Just days before the Financial Oversight and Management Board (FOMB) must present to Court the adjustment plan of the Sales Tax Financing Corporation (COFINA, Spanish acronym), La Fortaleza informed yesterday that Governor Ricardo Rosselló Nevares sent to the Legislature the bill to complete the renegotiation of the debt of that public corporation.
In a press release, it was indicated that the bill before the Legislature is consistent with the preliminary agreement signed by the Board, the government and some COFINA bondholders and that, among other things, would have the effect of redistributing between bondholders and the central government, the part of the Sales and Use Tax (SUT) committed to the payment of bonds.
In written statements, the governor stated that with this agreement, as they did with the debt of the Government Development Bank, they can recover the credibility that the last administration lost and caused the bankruptcy, in addition to the imposition of the Board.
According to the government, once the legislation is approved and the court validates COFINA’s adjustment plan, Puerto Rico would see a 32 percent reduction in its largest obligation for bonds and, in turn, the Treasury would see, on average, an additional $ 425 million each year.
The Board anticipates that the COFINA adjustment plan will be approved by March 2019.
The agreement between the Board, the government and some COFINA bondholders rests in turn, in a pact signed last summer by COFINA's agent, Bettina M. Whyte, and the Unsecured Creditors Committee (UCC), and that put an end to the dispute between the government and bondholders about the SUT. This agreement establishes that the pledged portion of the SUT (5.5 percent) will be distributed among bondholders of the public corporation, at a rate of 53.65 percent for the COFINA bondholders and 46.35 percent for the central government.
COFINA bondholders would modify their credit through the new redistribution of the SUT, recovering values close to par in the case of the main bondholders and over 50 cents in the case of the subordinated creditors.
As part of these negotiations, bondholders will distribute the funds accumulated in COFINA reserve accounts until last July. Meanwhile, the Board and the government agreed to pay to more than twenty funds that have sued the government for $ 332.7 million, in exchange to stop litigating. Such payment would come from COFINA reserve account and an unstated part of the central government, says the agreement.
On September 26, El Nuevo Día revealed that in order to complete the agreement in COFINA it was necessary to approve a bill with several conditions. Among these, the fact that the new successor entity of COFINA and the bonds exchanged will be ruled by the laws of New York and to formally establish the redistribution of the pledged portion of the SUT.
Likewise, the exchanged bonds will not have the right to acceleration and it is necessary to create a new board of directors for COFINA, whose members can be recommended by bondholders and insurers.
Although the Board and the government suggest that the agreement would favor Puerto Rico, this week, former Treasury adviser Antonio Weiss and economists Brad W. Setser and Desmond Lachman warned that the COFINA agreement will harm the island.

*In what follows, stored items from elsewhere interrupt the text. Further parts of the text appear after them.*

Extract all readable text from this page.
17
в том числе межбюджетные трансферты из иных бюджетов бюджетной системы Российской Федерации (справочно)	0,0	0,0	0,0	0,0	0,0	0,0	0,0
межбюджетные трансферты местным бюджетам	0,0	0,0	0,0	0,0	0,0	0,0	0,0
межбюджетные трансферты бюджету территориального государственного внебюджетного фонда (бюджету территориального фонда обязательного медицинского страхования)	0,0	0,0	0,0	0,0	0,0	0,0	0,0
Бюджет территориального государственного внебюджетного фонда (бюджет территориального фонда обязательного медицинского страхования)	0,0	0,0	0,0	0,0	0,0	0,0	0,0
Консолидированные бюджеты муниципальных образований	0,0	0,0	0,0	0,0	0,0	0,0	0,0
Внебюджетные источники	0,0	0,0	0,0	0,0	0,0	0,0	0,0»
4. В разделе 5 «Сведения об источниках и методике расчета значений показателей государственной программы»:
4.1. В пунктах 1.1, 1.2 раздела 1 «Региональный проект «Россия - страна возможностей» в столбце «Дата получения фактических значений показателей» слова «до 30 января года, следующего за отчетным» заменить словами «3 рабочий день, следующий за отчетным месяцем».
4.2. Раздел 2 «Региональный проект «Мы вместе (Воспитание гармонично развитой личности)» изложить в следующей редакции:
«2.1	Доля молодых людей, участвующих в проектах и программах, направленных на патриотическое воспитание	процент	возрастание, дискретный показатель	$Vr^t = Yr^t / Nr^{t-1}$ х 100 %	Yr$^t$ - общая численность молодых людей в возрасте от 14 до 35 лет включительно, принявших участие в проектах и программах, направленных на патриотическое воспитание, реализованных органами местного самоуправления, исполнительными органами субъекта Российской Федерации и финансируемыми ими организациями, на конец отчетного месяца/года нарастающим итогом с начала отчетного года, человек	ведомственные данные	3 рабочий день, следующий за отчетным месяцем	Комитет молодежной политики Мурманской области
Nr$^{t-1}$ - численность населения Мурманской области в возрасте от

Experts warned that the agreement includes capital appreciation bonds, which implies accumulating compound interest to be paid at maturity and that the savings achieved in debt payment during the first years would double in the long run.
"If the government of Puerto Rico and the the Board created by Congress agree on similar terms with creditors who hold General Obligation bonds, it will only be a matter of time before the government is forced to default again or cut pension payments on which more than 325,000 workers depend," said Weiss, Setser and Lachmond.